Anyway, our family group arrived at the farm an hour early for a picnic. Barb had gone to Sally Bell’s the day before and bought a bunch of box lunches, and the Fitzgerald contingent had a tailgate party before the busses arrived. The only problem was, here we were, this little group of people gathered in the front yard of the farmhouse, feasting on chicken salad and roast beef on Parker House rolls, first-rate potato salad and deviled eggs, little cheese straws with a single pecan in the center, and an assortment of cupcakes that would have made Nicole Ritchie drool-and gathered all around us awaiting the bus were 90 other people who had not arranged to have a tailgate party and an elegant lunch. The Fitzgerald contingent was not popular by the time the busses arrived.
Off we went, though, on what turned out be about a three-hour journey through some beautiful Virginia countryside, via Gordonsville and Orange, and I don’t remember much after that because Barb brought out some back-up Smithfield ham sandwiches and chips she had packed, and the Fitzgeralds set to eating again. Traveling has always been an excuse for an eating frenzy by us Fitzgeralds, along with other appetite-stimulating activities such as bathing, sleeping and thinking.
Despite this second gastronomical slight, the other travelers on our bus were a gleeful lot. Listening to the hoots of laughter, the jokes and the camaraderie, you would have thought we were all going off on a vacation to Hawaii together instead of riding in a bus (a few seats ahead of a public restroom) for about 200 miles to lose all our money.
Barb and I hadn’t been to Charles Town in years-certainly not since the casino was added to the racetrack that we first visited in the 1960s. When our destination came into view, a stunned “Wow” seemed appropriate. The place is huge. I spent most of the evening lost as one slots-filled room merged into the next … and the next. I had to ask directions twice to get to the racetrack, and it’s under the same roof as the casino. Barb and I got separated at one point and ended up sitting in opposite ends of the same restaurant area with different family members (yes, eating again) and never seeing each other until we both got up to leave. This place is a huge operation!
At Charles Town, you have two convenient avenues by which to lose your money: you can bet it on the horses, or you can put it in the slot machines. That wild and crazy gambler Barb chose to put half of her $20 in gambling money on the horses and the other half in the slots. She lost her bets on the horses and won $17 in the machines. I do not care to go into my possible losses or winnings at this time. Suffice it to say that there were no cakes and ale on the way home. Actually, we did have cupcakes to celebrate our son Kyle’s 25th birthday just after midnight.

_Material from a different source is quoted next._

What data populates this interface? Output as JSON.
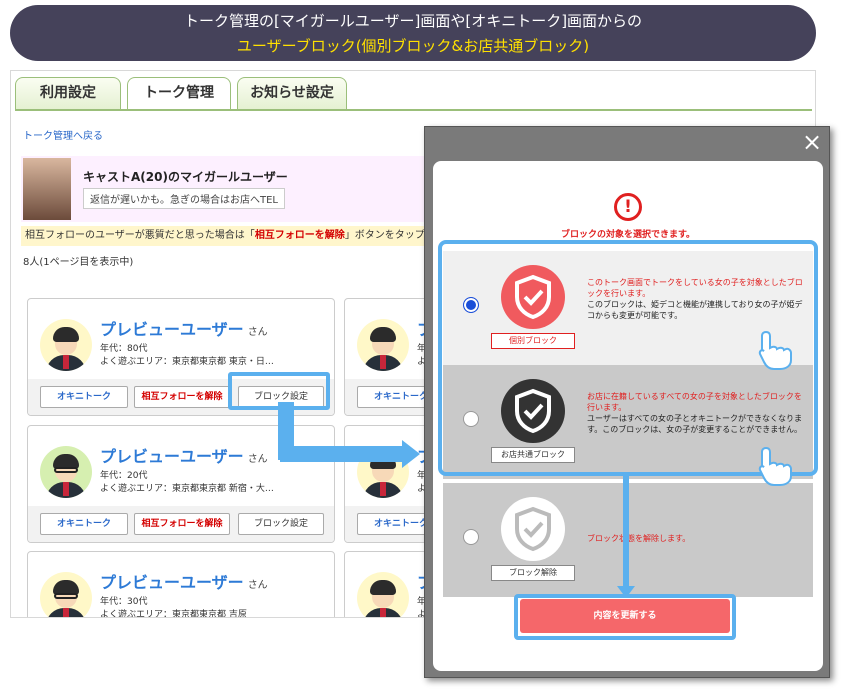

But I did fare better than our hosts, the farm couple who had arranged the trip for the rest of us. When the busses arrived back at their home at four in the morning, they had a message on their answering machine from a neighbor, advising them that some of their cattle had gotten out while they were away and were last seen in the highway. So at 4 a.m., in the rain, the couple had to go out and drive all over creation looking for the missing cows, eventually even wandering on foot into nearby woods in the dark, calling cattle-however it is that one does that.
Then, just as the sun was coming up, they suddenly realized that this was the early morning of April 1, and “missing cattle” was their neighbors’ idea of an April Fool’s joke.
I don’t think we’ll be seeing those particular neighbors on the fall bus trip. And that’s my only “sure bet” to come out of an evening in Charles Town.